Computational Techniques
Course Objective:
The student will get familiarised with Linux operating system, basic data-visualisation softwares, and will learn how to simulate some simple statistical ensembles in computer, for example, Ising models, spatio-temporal dynamics of molecules and fluid systems.
Learning Outcome:
LO-1: The student will learn how to use command-line interface to write codes in open-source platforms.
LO-2: The students will develop their own scripts for verifying statistics of different ensembles using Monte-Carlo method.
LO-3: They will benchmark phase-transition phenomena using Molecular dynamics algorithms for structureless particles.

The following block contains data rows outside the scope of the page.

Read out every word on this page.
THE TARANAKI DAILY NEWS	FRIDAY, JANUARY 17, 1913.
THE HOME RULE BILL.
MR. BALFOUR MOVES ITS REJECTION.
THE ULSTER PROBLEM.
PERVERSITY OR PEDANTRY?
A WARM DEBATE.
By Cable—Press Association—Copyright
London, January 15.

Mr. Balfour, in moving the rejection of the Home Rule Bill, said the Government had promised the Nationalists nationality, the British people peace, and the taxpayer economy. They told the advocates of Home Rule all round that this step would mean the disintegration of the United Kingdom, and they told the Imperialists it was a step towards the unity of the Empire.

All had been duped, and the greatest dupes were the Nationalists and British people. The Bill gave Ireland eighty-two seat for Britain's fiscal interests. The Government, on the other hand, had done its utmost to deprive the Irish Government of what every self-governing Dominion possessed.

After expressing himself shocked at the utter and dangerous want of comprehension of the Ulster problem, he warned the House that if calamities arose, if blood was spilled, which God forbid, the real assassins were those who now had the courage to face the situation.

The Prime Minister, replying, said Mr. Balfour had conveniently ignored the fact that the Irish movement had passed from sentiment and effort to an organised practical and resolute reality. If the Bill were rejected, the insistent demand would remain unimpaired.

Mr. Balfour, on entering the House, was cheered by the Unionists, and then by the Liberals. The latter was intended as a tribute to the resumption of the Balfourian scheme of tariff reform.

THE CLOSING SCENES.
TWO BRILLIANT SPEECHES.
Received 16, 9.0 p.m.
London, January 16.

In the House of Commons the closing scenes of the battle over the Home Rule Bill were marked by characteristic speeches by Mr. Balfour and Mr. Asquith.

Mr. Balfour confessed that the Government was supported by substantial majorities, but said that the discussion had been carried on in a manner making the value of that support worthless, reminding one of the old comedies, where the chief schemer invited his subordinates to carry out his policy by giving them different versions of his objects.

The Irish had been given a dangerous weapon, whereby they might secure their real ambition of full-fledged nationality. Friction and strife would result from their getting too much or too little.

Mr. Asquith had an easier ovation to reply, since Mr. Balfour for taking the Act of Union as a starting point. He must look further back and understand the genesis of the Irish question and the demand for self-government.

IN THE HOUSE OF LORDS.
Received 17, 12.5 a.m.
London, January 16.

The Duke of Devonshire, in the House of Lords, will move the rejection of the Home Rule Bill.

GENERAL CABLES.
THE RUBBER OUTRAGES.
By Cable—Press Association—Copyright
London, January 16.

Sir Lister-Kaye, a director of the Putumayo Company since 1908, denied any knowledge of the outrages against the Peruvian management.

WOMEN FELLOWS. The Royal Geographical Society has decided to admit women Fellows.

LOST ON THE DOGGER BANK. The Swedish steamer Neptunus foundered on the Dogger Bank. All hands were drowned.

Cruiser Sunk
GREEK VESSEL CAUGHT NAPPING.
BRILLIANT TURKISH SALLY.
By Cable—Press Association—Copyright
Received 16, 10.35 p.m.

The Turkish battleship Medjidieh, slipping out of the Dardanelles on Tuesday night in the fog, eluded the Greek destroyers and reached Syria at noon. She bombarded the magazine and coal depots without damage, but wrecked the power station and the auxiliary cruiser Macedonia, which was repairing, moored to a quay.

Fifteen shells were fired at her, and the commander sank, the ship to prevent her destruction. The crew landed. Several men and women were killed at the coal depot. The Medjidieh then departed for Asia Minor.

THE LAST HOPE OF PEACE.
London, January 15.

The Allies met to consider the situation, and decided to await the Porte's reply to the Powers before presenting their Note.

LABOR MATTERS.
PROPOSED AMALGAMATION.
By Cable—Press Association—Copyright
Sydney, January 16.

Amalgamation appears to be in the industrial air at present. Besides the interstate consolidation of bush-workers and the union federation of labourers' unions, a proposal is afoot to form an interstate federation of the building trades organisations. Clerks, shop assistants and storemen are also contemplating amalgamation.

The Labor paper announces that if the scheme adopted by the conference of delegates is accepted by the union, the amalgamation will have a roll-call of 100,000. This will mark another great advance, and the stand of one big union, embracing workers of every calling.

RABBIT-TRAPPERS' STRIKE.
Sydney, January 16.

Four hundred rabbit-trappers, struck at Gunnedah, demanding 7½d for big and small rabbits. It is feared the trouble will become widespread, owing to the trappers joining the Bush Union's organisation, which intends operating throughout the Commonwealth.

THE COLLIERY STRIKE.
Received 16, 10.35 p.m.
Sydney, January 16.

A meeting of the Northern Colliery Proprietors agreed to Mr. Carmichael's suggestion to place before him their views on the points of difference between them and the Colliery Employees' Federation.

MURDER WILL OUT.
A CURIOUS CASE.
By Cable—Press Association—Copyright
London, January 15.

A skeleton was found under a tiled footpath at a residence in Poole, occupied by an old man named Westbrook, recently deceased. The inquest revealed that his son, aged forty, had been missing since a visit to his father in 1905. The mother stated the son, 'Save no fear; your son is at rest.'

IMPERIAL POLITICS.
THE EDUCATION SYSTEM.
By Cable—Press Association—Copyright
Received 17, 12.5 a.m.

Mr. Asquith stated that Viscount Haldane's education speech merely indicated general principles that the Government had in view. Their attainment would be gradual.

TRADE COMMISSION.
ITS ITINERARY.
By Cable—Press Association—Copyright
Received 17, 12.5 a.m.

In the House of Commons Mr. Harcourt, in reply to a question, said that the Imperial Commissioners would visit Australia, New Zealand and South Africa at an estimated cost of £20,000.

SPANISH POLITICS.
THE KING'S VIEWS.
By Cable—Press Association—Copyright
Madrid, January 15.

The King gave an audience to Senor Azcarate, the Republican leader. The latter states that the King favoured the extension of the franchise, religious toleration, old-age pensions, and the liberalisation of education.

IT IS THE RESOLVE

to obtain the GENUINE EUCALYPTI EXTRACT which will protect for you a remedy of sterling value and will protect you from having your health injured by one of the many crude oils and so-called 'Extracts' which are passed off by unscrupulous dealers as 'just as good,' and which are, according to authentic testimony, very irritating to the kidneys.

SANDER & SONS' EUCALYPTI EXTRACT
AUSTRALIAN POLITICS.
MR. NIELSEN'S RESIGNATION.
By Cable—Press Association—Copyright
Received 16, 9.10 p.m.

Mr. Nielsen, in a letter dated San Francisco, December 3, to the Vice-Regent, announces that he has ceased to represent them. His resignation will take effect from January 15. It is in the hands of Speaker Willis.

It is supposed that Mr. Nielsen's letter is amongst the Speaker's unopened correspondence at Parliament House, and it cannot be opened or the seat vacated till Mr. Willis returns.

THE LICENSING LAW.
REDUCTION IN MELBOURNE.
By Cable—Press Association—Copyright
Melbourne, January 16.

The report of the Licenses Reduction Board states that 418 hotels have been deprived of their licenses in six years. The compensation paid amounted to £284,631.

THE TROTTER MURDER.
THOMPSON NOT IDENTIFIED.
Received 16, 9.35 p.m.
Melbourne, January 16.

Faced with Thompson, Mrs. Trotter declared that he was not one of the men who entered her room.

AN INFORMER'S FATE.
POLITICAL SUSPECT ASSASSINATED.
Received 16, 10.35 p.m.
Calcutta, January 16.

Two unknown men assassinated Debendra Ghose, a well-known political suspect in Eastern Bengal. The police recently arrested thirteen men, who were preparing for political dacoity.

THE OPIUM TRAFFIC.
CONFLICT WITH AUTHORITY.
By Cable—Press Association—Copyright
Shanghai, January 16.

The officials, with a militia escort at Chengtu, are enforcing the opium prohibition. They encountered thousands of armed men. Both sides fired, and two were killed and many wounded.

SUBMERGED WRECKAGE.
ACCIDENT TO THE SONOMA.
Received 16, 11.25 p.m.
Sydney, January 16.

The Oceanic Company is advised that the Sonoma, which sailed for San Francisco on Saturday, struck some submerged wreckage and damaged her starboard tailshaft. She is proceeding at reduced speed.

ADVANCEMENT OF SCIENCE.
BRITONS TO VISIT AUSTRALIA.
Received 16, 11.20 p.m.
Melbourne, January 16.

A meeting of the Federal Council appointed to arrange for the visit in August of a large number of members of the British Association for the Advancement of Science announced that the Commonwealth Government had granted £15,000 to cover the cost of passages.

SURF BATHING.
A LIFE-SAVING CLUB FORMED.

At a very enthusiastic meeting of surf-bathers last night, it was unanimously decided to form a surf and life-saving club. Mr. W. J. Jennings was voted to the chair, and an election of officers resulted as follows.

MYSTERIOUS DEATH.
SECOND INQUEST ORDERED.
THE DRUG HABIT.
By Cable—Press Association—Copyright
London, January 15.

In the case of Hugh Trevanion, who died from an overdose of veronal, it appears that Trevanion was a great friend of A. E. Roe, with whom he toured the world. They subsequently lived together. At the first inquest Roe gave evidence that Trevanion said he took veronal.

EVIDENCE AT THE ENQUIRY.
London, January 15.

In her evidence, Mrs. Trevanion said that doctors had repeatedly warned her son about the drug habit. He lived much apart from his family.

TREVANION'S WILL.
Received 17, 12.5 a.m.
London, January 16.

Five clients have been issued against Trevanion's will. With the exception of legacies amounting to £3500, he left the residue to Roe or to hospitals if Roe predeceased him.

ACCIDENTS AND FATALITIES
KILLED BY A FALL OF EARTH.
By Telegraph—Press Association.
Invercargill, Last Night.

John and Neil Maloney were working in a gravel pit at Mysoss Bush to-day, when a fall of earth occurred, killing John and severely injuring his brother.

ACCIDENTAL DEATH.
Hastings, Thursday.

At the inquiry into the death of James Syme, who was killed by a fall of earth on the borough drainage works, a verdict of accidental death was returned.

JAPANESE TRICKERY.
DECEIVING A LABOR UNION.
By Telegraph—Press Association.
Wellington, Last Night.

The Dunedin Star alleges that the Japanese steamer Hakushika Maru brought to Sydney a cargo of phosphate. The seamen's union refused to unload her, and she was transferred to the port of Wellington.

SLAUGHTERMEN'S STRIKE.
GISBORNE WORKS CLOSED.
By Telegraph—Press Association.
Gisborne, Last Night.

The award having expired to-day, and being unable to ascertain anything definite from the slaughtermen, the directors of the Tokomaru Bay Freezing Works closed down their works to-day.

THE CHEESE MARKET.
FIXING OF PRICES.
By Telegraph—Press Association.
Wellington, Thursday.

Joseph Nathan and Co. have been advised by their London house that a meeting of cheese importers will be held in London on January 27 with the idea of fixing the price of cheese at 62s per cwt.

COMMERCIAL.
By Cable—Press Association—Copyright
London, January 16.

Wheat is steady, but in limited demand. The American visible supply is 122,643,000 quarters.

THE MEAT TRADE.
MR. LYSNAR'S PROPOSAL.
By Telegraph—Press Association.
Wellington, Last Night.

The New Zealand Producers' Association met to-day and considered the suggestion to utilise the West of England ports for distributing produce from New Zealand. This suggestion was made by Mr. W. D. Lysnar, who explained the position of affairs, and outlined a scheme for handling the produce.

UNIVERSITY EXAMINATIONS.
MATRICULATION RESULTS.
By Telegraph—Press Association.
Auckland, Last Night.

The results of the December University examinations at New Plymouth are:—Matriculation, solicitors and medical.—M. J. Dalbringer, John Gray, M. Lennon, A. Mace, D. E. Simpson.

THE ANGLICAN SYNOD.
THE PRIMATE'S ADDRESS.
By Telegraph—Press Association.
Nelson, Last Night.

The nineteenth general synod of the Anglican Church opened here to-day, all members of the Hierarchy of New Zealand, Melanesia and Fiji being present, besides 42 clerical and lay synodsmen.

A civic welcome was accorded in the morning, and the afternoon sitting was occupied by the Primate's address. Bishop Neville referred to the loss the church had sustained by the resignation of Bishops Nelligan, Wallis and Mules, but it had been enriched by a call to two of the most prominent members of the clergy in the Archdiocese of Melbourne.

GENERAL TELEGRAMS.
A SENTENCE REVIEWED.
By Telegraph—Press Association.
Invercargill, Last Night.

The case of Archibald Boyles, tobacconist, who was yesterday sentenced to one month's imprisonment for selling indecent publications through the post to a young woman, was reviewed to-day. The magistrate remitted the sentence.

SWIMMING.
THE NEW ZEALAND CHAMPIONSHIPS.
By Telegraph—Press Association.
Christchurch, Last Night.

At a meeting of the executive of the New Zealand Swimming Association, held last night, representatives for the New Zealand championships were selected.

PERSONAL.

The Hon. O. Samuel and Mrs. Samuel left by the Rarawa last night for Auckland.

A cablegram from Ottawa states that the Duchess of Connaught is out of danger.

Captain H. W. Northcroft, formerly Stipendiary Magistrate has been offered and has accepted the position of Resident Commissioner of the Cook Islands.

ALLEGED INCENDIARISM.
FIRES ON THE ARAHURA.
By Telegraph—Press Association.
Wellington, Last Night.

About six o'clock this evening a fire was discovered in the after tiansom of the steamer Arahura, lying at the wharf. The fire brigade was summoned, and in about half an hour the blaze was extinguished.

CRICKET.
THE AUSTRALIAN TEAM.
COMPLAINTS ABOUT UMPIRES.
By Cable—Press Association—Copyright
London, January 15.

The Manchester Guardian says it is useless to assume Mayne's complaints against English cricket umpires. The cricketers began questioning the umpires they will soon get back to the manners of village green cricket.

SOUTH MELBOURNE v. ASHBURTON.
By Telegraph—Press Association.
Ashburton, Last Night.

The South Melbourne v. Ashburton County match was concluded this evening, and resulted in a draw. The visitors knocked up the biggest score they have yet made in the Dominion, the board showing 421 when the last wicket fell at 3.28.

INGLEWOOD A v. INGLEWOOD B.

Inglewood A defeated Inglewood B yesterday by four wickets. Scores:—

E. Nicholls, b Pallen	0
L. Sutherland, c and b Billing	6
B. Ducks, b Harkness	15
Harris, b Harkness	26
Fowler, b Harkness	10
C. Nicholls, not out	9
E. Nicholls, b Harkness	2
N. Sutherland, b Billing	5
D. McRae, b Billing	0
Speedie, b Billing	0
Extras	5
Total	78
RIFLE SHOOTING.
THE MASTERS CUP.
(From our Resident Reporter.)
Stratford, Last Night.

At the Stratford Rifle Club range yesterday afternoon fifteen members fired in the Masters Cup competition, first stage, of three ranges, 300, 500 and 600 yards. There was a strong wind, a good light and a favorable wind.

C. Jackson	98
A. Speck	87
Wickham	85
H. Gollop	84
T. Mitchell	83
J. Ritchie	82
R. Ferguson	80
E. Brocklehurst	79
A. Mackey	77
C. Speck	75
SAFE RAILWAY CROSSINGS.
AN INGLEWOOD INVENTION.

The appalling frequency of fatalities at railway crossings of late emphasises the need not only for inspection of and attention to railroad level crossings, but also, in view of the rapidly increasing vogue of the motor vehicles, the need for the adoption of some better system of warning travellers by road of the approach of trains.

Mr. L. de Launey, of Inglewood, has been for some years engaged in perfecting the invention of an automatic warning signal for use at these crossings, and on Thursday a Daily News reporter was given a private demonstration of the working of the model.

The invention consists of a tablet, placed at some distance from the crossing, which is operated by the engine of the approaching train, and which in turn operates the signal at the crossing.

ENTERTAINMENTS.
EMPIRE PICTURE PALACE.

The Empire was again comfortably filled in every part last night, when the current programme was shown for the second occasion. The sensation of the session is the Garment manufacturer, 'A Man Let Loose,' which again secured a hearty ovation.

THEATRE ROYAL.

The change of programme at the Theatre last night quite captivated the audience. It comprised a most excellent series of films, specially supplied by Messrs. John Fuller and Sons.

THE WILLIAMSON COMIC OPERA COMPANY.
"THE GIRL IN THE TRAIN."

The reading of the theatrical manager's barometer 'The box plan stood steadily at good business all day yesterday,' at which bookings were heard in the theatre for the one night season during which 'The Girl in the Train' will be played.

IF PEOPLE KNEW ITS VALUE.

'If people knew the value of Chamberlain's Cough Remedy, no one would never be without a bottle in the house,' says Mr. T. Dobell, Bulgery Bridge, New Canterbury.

LO-4: They will be able to compare growth rates of fluid instabilities using different spatiotemporal discretisation techniques.
Course Content:
Unit I: Introduction to computer simulation
Setting up Linux environment, compilers, editors etc
Basic Linux commands
Working knowledge of shell-scripting
Revision of numerical methods
Simple user-graphics interface example of simulation
Unit II: Simulation of Statistical Ensembles
Basic idea of random sampling
Importance sampling
Principle of detailed-balance
Metropolis algorithm
Algorithms for grid generation
Solving 2D Ising model
Monte-Carlo algorithm for statistical physics
Unit III: Algorithms for Ordinary Differential Equations
Introduction to ODE solvers
Error analysis
Comparison between ODE solvers
Symplectic algorithms
Boundary conditions
Minimum image convension and Ewald sum
Thermostats and Barostats
Integrated quantities for statistical analysis
Unit IV: Numerical Solution of Partial Differential Equations
Equations of Fluid Dynamics
Finite Difference algorithm
Finite Element algorithm
Finite Volume algorithm
Spectral algorithms
Flux limiters
Pseudo-Spectral method
Boundary effects
Comparison of accuracy
Course Evaluation:
Internal Test 1 (25 Marks)
Internal Test 2 (25 Marks)
Internal Test 3 (25 Marks)
Final Exam (50 Marks)
Final evaluation sheet will be prepared using the best TWO out of the three Internal Tests (25+25 = 50 Marks) + Final Exam (50 Marks).
Textbooks:
A Guide to Monte Carlo Simulations in Statistical Physics, by David P Landau and Kurt Binder; Cambridge (2009)
The Art of Molecular Dynamics Simulation, by D C Rapaport; Cambridge University Press (2011)
Implementing Spectral Methods for Partial Differential Equations: Algorithms for Scientists and Engineers, by David A Kopriva; Springer (2009)